This weekend, I’m going out of town for the first time and leaving my baby home with my husband. It is an exciting time for me because in the almost 7 years that I’ve been a mom, this is the first time I will leave my kids for an entire weekend and not have another person to look after. It is going to be amazing. And, very weird.
In fact, I started thinking about how weird it will be for my baby. He pretty much has not left my side since I popped him out 14 months ago. He is my constant buddy during the day. I am the lucky one who gets all the smiles, and screams, and gets to find ways to entertain him all day long. He goes with me everywhere, and wherever I am, he is there also. Will he be worried when he doesn’t see me for 3 whole days? I sure hope not.
I plan on calling often, and hopefully hearing my voice will ease the pain. But, he loves his Daddy so much too, that I’m sure he will have fun getting all the attention from him for a while. Dad’s are so different and having Dad run the show instead of mom will hopefully keep him from missing me too much. Although, I do want him to miss me a little.

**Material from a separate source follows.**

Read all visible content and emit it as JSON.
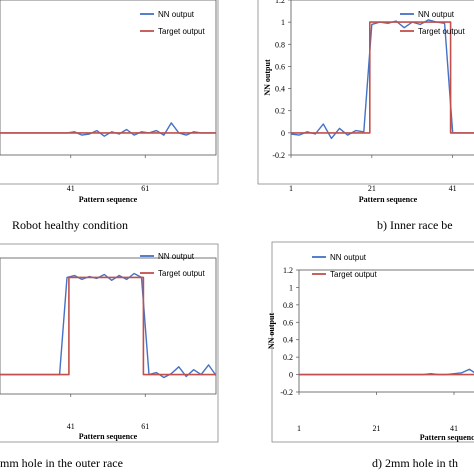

The hardest part, I’m sure, will be for me. When you have a baby attached to your side 24/7 for 14 months straight, all you do is daydream about a time when you can have a moment to yourself for longer than just the fleeting nap. But, now that I’m about to get that time, I’m not sure I will be able to go all those days without seeing his smiling face. And, I’m convinced, he will take his first steps while I’m gone. Let’s hope not.